I enable the LV_USE_PERF_MONITOR and see the fps is 12 when i press the button.

How is flush_cb implemented? Are you using DMA or a manual copy with the CPU?

@kisvegabor Any ideas?

Thanks for your reply.
No use dma,manual copy with the cpu to display ram.
I try to use f1c100s is faster than nuc977.It seems the same core ARM926.And the port code is the same too…

You will see significant speed improvements if you are able to use DMA.

nuc977 is direct use the dram without DMA.I confuse why I press the button soon.The fps will be 33 to 12.

I try to reduce the dis_buf,it will increase the speed。

    static lv_disp_buf_t draw_buf_dsc;
    static lv_color_t draw_buf_3_1[LV_HOR_RES_MAX * LV_VER_RES_MAX/2];            /*A screen sized buffer*/
    static lv_color_t draw_buf_3_2[LV_HOR_RES_MAX * LV_VER_RES_MAX/2];            /*An other screen sized buffer*/
    
    lv_disp_buf_init(&draw_buf_dsc, draw_buf_3_1, draw_buf_3_2, LV_HOR_RES_MAX * LV_VER_RES_MAX/2);   /*Initialize the display buffer*/


    static lv_disp_buf_t draw_buf_dsc;
    static lv_color_t draw_buf_3_1[LV_HOR_RES_MAX * LV_VER_RES_MAX/2];            /*A screen sized buffer*/
    static lv_color_t draw_buf_3_2[LV_HOR_RES_MAX * LV_VER_RES_MAX];            /*An other screen sized buffer*/
    
    lv_disp_buf_init(&draw_buf_dsc, draw_buf_3_1, draw_buf_3_2, LV_HOR_RES_MAX * LV_VER_RES_MAX);   /*Initialize the display buffer*/

“LV_HOR_RES_MAX * LV_VER_RES_MAX/2” is faster than “LV_HOR_RES_MAX * LV_VER_RES_MAX.”

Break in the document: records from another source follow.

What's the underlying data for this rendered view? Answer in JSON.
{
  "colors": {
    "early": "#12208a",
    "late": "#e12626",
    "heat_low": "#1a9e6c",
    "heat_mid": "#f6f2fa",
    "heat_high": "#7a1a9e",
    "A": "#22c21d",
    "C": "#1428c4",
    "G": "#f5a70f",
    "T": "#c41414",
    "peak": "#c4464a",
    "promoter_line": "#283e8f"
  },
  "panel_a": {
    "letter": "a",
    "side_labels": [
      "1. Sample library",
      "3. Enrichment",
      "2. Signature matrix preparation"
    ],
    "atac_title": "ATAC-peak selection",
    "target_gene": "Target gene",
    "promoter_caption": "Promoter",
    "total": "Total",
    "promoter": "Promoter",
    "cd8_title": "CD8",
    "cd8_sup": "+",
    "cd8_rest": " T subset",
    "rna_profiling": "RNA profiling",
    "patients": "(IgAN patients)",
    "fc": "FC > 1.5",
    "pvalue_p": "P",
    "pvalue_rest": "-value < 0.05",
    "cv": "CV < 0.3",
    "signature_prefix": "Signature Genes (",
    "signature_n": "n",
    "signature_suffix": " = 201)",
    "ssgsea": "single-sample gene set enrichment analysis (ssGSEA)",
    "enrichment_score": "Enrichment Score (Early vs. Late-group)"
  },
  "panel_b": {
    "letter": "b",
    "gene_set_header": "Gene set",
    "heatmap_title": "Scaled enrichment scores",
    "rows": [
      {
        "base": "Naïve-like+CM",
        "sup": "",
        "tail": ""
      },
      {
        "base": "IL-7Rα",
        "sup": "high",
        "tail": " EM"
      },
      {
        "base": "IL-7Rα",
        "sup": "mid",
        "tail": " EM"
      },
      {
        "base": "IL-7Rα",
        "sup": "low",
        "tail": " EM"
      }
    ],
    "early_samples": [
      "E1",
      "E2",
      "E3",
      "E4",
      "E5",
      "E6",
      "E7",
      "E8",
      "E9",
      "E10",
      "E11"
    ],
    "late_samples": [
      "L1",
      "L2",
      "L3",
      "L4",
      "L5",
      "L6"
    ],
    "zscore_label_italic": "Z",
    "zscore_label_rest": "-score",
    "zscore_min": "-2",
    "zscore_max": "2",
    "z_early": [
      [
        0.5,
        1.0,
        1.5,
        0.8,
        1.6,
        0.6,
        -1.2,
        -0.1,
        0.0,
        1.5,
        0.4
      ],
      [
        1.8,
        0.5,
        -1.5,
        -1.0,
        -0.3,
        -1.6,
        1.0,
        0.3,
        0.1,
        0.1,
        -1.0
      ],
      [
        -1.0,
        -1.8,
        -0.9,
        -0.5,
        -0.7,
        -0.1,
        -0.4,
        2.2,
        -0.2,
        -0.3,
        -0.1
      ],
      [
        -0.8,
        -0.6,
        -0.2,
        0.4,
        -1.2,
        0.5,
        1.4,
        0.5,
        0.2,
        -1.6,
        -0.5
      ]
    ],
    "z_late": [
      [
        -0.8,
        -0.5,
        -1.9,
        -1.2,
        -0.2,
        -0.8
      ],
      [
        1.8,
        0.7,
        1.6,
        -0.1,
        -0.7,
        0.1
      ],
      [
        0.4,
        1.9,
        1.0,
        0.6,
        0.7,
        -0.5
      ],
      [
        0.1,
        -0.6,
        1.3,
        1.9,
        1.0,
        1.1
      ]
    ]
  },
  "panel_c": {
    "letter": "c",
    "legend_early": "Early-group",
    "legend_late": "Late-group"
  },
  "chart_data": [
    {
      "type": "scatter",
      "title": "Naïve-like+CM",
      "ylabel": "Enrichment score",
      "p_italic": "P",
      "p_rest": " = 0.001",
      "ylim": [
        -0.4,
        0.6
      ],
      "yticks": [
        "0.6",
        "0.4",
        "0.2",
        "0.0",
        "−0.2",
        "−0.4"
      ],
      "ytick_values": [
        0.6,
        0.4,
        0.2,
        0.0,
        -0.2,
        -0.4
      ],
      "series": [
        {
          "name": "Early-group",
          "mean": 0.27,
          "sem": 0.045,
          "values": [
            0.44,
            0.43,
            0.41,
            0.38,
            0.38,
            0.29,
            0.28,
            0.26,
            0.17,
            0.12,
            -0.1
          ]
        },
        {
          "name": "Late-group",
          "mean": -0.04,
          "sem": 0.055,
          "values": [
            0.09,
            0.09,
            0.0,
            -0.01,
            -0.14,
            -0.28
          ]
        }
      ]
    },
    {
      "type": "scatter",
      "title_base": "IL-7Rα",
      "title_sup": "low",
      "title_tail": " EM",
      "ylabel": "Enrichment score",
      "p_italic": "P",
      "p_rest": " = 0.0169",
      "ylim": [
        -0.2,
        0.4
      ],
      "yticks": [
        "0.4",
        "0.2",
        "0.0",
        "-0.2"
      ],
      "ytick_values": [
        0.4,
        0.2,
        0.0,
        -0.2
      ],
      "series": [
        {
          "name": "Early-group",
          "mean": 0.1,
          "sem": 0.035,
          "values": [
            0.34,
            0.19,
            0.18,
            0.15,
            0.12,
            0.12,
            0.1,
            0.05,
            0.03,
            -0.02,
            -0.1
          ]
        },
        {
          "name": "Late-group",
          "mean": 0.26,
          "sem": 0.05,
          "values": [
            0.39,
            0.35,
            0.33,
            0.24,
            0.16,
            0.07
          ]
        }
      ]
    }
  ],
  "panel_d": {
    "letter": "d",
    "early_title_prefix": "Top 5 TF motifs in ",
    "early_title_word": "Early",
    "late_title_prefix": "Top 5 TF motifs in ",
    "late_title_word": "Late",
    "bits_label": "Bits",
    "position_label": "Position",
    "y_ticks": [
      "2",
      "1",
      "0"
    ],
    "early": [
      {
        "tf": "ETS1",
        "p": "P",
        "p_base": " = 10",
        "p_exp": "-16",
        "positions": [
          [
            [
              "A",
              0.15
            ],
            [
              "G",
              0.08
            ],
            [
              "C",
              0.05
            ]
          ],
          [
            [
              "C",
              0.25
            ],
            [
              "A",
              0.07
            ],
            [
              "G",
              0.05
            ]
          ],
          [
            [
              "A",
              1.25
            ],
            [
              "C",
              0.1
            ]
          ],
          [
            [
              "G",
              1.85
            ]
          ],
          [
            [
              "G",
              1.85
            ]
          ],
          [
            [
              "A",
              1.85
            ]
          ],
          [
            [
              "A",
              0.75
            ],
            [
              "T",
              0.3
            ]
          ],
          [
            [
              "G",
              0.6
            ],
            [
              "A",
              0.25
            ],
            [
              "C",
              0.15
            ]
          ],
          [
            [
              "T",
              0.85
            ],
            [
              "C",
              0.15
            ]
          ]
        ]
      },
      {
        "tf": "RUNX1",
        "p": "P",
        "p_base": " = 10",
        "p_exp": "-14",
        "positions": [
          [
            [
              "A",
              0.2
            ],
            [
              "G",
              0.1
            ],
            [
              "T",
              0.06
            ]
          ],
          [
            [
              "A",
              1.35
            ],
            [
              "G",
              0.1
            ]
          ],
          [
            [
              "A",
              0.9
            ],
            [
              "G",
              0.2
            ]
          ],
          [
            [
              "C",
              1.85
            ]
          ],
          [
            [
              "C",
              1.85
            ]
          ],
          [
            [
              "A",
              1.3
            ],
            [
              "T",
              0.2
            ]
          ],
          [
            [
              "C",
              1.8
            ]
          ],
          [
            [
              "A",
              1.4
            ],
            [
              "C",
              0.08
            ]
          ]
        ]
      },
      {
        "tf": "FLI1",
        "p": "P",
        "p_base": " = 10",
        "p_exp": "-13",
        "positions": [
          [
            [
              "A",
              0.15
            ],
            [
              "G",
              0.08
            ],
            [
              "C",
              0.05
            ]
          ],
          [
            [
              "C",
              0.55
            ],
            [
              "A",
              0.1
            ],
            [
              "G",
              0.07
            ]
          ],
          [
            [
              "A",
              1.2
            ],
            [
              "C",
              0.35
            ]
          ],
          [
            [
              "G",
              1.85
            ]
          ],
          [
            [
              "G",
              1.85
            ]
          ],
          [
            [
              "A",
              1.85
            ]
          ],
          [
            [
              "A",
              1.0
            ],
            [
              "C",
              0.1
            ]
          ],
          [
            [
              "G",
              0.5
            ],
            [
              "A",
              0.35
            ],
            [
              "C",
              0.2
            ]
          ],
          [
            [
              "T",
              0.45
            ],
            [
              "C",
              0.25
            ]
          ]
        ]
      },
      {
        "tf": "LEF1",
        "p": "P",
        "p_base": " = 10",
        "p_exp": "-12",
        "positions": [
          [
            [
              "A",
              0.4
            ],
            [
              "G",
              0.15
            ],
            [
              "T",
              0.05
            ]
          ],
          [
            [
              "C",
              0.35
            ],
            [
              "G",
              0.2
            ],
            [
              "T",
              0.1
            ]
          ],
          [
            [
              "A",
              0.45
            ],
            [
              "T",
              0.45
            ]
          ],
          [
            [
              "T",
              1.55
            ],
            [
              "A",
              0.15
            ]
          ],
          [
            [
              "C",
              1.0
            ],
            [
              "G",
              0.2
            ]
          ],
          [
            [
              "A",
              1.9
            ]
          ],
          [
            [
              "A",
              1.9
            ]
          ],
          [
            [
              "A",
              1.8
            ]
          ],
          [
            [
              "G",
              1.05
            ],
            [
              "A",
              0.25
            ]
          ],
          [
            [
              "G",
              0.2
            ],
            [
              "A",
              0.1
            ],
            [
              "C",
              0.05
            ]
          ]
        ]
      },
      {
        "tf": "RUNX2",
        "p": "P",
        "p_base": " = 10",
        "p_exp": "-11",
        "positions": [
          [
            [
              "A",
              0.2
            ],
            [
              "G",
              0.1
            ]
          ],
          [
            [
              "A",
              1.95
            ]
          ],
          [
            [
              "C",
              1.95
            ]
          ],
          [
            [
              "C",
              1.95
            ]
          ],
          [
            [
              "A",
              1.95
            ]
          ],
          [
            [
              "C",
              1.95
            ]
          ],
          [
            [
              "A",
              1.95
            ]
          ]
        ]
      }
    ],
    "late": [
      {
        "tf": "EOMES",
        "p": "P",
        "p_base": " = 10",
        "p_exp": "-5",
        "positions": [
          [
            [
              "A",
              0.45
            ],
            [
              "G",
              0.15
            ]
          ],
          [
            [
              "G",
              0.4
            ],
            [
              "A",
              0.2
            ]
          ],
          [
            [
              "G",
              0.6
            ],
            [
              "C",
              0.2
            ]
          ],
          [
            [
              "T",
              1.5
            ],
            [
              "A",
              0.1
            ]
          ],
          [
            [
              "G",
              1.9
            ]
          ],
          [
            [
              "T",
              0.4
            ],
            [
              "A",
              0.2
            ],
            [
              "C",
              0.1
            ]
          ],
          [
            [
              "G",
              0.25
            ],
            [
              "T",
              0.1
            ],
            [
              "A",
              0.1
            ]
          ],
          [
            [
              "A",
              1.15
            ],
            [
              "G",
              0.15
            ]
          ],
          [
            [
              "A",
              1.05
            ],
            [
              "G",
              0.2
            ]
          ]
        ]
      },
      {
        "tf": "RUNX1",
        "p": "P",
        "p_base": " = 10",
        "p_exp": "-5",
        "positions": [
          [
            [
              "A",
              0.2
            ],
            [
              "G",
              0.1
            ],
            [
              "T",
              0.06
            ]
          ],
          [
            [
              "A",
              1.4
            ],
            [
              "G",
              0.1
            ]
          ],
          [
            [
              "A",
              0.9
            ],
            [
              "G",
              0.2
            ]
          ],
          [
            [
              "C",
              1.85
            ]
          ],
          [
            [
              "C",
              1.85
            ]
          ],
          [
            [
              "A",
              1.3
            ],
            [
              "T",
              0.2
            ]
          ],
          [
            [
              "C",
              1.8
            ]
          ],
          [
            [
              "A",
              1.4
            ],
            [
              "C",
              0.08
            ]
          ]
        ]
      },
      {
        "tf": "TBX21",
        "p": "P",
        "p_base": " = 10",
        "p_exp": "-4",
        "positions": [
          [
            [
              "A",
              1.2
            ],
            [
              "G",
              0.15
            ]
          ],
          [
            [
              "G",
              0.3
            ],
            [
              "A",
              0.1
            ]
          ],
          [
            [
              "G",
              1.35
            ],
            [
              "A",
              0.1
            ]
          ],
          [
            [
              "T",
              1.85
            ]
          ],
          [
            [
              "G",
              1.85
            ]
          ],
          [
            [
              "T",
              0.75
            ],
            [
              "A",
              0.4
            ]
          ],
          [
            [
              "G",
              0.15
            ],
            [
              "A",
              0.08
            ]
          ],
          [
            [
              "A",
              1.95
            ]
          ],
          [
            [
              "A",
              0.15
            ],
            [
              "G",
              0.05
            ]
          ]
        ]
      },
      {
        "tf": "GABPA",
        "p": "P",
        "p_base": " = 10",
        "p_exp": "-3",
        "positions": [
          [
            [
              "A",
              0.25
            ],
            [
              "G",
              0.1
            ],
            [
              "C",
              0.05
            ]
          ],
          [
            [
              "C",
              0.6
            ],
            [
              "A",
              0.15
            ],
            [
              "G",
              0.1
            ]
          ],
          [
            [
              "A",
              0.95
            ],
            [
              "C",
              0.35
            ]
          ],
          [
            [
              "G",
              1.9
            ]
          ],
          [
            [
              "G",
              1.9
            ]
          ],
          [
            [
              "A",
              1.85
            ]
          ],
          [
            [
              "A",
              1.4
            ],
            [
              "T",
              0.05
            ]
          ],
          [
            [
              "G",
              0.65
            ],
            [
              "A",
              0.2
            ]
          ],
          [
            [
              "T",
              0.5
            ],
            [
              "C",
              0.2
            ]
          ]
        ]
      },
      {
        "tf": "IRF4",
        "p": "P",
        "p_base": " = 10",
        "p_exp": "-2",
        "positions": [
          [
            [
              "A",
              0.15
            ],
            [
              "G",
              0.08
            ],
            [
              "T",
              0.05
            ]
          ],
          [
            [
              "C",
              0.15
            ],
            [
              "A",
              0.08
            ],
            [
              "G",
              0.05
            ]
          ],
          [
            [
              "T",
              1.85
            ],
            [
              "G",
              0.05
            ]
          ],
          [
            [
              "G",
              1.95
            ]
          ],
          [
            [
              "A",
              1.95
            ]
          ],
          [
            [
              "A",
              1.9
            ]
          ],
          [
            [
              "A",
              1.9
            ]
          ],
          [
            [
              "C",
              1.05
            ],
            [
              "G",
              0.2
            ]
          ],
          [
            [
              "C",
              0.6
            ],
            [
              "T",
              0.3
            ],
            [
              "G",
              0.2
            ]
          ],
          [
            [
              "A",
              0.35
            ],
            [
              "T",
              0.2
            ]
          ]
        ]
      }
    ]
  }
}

When you use two full size buffer, lvgl enables double buffering.
In this case every now and then (don’t know when it will happen), the entire buffer (1 or 2)
will be copied from the one to the other buffer before the update drawing takes place.
This copying of course takes a lot of time.
When you use an extra framebuffer, either an external one (in display) or an internal (as it is
supported by the STM32F4/7 STM32H7), I would recommend only to use one buffer.
You can use a full size buffer or a smaller buffer. But not using the double buffering will
avoid the full size buffer copy.

There is no point in having two non-fully-sized buffers if you are not using DMA. Take a look at the buffer configuration docs. The idea with two buffers is that DMA can be transferring one while the CPU draws into the other one. This gives you speed because you no longer have to wait for the transfer to finish.

When not using DMA, you should only use one buffer, otherwise you are pretty much just wasting RAM, since your driver can’t be copying the buffer in a loop at the same time that LVGL is running.

I have seen a similar decrease in speed with v7. I have stayed with v6 to wait and see how v8 performs.

I posted on one of the v7 performance issues I saw (style updates), but I also saw redraws of general objects and labels is noticeably slower in v7.

My tests were using an i.MXRT1052 with DMA, a full screen sized buffer, using 16bit parallel interface to a 320x240 display (16-bit color). The parallel interface is running at 20MHz.

On v6 an object update was faster than humanly visible, on v7 the update of individual elements was now noticeable as they were updated, for exactly the same UI.

Thanks.I think the buffer by array is no-cache.So buffer copy to dram it’s slower than expected.
But i dont know how to improve in this core.

Yes,but i am confuse why i use the same core chip “F1C100S” can better than “NUC977”.
Maybe i should think about going back to v6.

Hi,I notice the lv_refr.c have some code for stm32 dma2d.
NUC977 have hardware 2d too.It can use to fill the area.
How can i change the code to improve the speed?Can you show me some idea?